I just ran my show for Bertram, who's my severest critic because he knows what's right for me. I did an hour and ten minutes worth of songs for him today, and he loved it. I pray for Bertram's return to good health so we can return to working together ... he's such a superb performer. The two of us have an album called Wallowitch and Ross which is going to be released sometime between Fall and Christmas. It's being produced by Kitty Skrobela on the Miranda Music label. It is funny and sad, hysterical and crazed. Bertram sings his classic version of Irving Berlin's "Cohen Owes Me $97" and I do "The Pussy Cat Song" by Murray Grand as Bette Davis doing early Baby Jane! I do another song of his called "Up Yours" as Mabel Mercer and Mrs. Miller combined. My other records are on DRG: Back On The Town, My Manhattan and Dixie Carter Sings John Wallowitch Live at the Carlyle.

JF:  How is Wallowitch and Ross: This Moment, the documentary on the two of you, doing?

JW: It's doing well! It's been very well received.

JF: When was it filmed?

JW: It was filmed in 1998 and premiered at the Palm Springs Film Festival in 1999. Incidentally, the next concert that Dixie and I are going to do together is going to be in Palm Springs at the end of January. It's going to be January 31st at Muriel's Supper Club.

JF:  What is the documentary about?

JW: It's about Bertram and me and our career performing together, his career as a dancer for Martha Graham, mine as a writer and performer ... basically our life stories.

JF:  How long have you two been together?

JW: In January it will be 34 years ... even though I'm only twenty-seven! (laughs)

JF: I heard that Wallowitch and Ross: This Moment was on the short list for an Oscar nomination ...

JW:  Yes it was.

JF:  You live right around the corner from where Irving Berlin lived, and I have heard that every year you do a tribute to him, correct?

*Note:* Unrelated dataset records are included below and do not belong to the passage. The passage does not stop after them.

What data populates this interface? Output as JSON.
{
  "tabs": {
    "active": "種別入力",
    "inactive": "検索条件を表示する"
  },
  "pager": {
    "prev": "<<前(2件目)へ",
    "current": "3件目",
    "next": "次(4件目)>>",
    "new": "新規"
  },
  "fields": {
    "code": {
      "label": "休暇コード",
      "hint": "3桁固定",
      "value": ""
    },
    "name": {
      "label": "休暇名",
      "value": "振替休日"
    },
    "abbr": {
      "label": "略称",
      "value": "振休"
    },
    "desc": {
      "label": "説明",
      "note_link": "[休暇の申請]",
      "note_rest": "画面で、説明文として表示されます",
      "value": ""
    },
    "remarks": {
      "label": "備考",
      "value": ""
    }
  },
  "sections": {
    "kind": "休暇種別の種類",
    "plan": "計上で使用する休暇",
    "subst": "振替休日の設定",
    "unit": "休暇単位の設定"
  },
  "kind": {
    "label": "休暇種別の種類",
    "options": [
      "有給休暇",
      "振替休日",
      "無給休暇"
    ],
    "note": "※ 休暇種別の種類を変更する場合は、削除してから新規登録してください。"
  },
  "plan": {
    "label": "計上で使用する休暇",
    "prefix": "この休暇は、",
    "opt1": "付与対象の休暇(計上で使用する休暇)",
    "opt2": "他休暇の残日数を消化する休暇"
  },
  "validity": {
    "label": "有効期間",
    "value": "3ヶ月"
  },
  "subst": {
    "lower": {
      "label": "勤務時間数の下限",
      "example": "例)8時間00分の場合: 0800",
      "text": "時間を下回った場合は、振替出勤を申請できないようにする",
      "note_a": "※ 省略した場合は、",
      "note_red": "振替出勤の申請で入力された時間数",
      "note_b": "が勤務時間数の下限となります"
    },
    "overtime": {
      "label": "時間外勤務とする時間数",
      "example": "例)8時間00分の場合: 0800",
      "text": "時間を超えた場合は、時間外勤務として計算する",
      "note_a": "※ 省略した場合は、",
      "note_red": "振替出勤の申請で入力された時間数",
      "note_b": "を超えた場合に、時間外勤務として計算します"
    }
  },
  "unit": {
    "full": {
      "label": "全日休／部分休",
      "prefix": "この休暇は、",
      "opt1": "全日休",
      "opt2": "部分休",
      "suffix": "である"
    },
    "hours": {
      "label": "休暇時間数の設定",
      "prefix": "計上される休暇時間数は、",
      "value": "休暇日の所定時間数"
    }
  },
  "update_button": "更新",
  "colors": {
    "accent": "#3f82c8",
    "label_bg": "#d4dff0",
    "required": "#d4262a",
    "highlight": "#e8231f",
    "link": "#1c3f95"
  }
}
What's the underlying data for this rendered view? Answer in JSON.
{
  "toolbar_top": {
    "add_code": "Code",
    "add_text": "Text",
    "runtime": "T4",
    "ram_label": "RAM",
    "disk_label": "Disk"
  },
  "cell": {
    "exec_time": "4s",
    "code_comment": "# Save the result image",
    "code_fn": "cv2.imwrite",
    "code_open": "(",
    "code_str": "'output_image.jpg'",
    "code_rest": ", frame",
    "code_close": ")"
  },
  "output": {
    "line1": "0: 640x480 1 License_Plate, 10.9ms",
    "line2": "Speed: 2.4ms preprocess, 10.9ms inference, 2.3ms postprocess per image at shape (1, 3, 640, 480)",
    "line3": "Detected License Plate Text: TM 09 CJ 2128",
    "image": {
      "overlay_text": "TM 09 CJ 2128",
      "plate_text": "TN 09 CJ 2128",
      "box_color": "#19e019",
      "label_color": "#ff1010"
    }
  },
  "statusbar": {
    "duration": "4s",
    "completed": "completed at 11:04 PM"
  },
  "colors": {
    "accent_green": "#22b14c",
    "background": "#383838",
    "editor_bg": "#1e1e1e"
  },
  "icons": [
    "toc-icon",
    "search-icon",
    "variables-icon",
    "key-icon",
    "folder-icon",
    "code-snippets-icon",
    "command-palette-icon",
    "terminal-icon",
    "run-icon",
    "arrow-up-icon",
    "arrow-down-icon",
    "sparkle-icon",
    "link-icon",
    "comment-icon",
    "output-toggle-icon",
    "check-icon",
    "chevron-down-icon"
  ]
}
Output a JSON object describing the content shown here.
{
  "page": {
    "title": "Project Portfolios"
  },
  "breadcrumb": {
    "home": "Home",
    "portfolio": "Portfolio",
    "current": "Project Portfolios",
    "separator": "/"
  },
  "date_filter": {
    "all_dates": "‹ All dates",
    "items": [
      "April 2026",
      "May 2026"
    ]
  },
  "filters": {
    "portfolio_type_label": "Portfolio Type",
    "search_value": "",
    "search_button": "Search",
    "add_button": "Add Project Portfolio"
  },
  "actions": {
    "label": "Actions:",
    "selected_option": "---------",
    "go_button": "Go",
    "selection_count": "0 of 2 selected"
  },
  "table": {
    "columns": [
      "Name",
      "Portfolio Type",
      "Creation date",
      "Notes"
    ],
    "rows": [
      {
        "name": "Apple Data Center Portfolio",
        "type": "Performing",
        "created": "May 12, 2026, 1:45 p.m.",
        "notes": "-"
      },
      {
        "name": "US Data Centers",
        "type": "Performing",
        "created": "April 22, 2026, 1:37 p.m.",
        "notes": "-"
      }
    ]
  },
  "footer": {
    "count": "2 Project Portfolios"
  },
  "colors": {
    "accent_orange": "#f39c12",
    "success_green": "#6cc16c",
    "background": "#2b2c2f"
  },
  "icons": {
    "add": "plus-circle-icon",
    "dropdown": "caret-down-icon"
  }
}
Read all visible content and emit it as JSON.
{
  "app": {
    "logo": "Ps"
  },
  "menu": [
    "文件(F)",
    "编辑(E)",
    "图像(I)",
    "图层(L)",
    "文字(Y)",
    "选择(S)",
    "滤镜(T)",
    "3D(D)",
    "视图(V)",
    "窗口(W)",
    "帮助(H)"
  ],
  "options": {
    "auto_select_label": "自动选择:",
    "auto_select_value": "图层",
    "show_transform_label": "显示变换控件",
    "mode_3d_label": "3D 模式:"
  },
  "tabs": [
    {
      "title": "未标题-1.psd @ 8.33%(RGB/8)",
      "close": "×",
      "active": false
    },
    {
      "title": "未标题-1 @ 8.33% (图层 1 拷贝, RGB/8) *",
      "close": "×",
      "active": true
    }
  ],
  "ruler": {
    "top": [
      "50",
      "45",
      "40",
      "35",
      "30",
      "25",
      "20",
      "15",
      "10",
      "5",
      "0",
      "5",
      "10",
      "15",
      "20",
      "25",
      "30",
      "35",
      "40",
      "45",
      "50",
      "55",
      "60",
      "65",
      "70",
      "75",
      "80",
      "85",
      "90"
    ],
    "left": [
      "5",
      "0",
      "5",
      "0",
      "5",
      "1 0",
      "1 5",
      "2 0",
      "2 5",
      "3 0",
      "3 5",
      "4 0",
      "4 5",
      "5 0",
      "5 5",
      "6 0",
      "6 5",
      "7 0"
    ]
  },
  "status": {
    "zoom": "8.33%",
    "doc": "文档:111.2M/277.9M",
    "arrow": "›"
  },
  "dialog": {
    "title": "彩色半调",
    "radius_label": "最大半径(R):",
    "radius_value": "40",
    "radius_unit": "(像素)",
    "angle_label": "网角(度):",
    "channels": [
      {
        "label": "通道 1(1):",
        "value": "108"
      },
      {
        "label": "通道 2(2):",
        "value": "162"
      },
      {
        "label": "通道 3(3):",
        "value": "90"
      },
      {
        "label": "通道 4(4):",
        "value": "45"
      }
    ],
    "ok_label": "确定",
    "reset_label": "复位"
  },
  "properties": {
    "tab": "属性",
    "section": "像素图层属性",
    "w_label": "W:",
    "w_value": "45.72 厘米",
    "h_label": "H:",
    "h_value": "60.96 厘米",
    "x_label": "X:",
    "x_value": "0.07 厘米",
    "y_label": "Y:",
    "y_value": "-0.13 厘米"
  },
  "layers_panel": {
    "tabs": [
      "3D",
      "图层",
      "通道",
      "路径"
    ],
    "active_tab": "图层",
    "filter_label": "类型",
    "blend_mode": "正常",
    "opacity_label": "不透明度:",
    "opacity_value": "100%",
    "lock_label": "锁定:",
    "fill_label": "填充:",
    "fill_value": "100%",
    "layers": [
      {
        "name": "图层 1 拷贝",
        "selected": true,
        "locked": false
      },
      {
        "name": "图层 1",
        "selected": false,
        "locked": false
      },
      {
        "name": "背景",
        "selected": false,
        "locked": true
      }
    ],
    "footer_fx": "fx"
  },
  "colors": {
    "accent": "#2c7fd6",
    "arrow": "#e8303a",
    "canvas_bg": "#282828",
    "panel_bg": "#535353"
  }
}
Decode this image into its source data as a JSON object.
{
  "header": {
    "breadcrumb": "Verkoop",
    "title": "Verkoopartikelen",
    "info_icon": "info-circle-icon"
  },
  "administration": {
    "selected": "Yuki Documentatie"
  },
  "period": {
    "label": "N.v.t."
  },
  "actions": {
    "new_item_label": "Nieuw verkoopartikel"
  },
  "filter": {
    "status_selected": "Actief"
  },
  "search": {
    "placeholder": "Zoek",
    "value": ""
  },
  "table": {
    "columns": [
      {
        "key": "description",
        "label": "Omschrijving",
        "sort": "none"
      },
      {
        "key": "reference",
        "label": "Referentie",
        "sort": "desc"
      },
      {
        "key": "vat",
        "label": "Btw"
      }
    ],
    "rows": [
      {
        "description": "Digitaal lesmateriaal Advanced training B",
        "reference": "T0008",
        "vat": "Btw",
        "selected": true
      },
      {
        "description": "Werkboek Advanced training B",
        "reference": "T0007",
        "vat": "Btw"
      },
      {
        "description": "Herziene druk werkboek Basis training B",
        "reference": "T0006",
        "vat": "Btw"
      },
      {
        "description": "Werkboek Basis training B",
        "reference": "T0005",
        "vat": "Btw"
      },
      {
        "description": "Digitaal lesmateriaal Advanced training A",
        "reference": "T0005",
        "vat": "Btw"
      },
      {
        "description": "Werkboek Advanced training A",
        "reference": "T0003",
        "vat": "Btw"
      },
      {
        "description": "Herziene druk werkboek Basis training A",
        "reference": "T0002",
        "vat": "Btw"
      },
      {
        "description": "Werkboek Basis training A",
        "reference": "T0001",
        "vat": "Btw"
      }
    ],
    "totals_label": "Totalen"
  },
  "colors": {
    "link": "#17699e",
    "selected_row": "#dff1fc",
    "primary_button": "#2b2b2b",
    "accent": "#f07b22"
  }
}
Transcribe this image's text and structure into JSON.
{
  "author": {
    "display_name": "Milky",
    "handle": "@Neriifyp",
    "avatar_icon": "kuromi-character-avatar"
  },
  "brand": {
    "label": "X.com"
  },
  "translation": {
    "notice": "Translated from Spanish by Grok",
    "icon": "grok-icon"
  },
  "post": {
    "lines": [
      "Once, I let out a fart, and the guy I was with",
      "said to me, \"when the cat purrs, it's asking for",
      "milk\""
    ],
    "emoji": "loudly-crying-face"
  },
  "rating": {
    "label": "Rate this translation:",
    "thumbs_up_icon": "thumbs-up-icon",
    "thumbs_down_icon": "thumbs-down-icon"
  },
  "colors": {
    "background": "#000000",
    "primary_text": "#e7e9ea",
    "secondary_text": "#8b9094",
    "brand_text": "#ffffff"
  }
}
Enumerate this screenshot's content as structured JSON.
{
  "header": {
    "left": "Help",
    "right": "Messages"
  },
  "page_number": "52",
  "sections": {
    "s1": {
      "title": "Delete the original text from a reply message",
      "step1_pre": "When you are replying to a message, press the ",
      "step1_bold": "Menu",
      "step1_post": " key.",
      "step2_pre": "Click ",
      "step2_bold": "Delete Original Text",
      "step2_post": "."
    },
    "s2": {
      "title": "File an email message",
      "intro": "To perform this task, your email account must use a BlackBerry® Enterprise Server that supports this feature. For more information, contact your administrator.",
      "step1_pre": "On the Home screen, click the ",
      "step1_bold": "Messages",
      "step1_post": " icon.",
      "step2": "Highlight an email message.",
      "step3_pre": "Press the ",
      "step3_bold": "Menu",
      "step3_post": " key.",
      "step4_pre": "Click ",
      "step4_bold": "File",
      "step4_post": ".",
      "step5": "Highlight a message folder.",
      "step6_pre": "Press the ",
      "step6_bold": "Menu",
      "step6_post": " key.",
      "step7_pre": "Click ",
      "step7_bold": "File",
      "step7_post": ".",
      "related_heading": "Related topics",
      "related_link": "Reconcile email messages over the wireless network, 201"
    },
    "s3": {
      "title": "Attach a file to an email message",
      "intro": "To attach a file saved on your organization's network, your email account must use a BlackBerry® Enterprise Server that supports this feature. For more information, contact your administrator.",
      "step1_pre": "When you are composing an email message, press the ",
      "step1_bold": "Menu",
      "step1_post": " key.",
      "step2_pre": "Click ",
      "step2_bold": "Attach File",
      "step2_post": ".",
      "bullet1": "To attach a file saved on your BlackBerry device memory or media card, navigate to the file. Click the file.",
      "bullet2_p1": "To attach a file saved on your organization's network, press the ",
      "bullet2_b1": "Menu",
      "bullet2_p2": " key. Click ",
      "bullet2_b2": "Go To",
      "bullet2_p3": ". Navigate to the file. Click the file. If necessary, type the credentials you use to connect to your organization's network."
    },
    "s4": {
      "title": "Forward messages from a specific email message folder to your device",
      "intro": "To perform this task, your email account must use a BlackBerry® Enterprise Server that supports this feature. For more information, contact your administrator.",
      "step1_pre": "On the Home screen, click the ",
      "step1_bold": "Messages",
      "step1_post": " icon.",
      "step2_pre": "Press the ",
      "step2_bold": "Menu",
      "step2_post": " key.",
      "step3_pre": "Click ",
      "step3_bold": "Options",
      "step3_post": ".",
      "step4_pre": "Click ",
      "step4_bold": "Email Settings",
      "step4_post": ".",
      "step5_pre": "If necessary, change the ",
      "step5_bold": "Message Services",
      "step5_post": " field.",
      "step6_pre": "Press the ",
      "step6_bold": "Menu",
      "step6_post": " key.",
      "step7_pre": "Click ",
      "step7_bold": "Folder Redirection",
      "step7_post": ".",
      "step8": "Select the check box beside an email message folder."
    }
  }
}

JW: Yes. Every Christmas Eve I get a group together to sing in front of his place. We've been doing it for years and years. In 1983 he invited us in and said it was the nicest Christmas present he ever got! Somehow it got out and newswires picked it up! It was wonderful for him, since it got his name out again. People had forgotten him ... It was a wonderful experience. We still go every year and the people who currently are there, the Luxembourg delegates, invite us in to sing in what used to be his library.

JF:  Is it safe to say that Irving Berlin is your favorite songwriter then?

JW:  I think so. Of course I adore so many songwriters. I was recently at a party for Cy Coleman, who I just love and think is highly underrated. He's such a wonderful writer! And people seem to forget that he's such an artist ... "You Fascinate Me So," City of Angels, "Witchcraft ... " Somebody really has to do a retrospective of him and Carolyn Leigh ... .they both are so brilliant! Of course, I love Cole Porter. I admire, more than love, Stephen Sondheim. And I love Jerry Herman! Also underrated ...

JF: Are you still doing your show on Public Access in New York?

JW: I am. I've been doing it since October 1980.

JF: I haven't seen it. What is the format?

JW:  I walk on, I think of a song and I sing it! I used to do call-in requests, but I don't any more. I do have guests on the show, so next time you're in town you'll have to come on! It's every other Monday at 11pm on Channel 56 in Manhattan. The tapes of the show are in the Rodgers and Hammerstein archives in the Lincoln Center Library. I'm a New York institution!

JF: You're a landmark!

JW: Just don't call me legendary! Legendary always means 'old!' At least that's what my pal Blossom Dearie says ...

Well ... that's my story, sweetie!

JF: Well, give my best to Bertram and I wish you all the best on your opening night!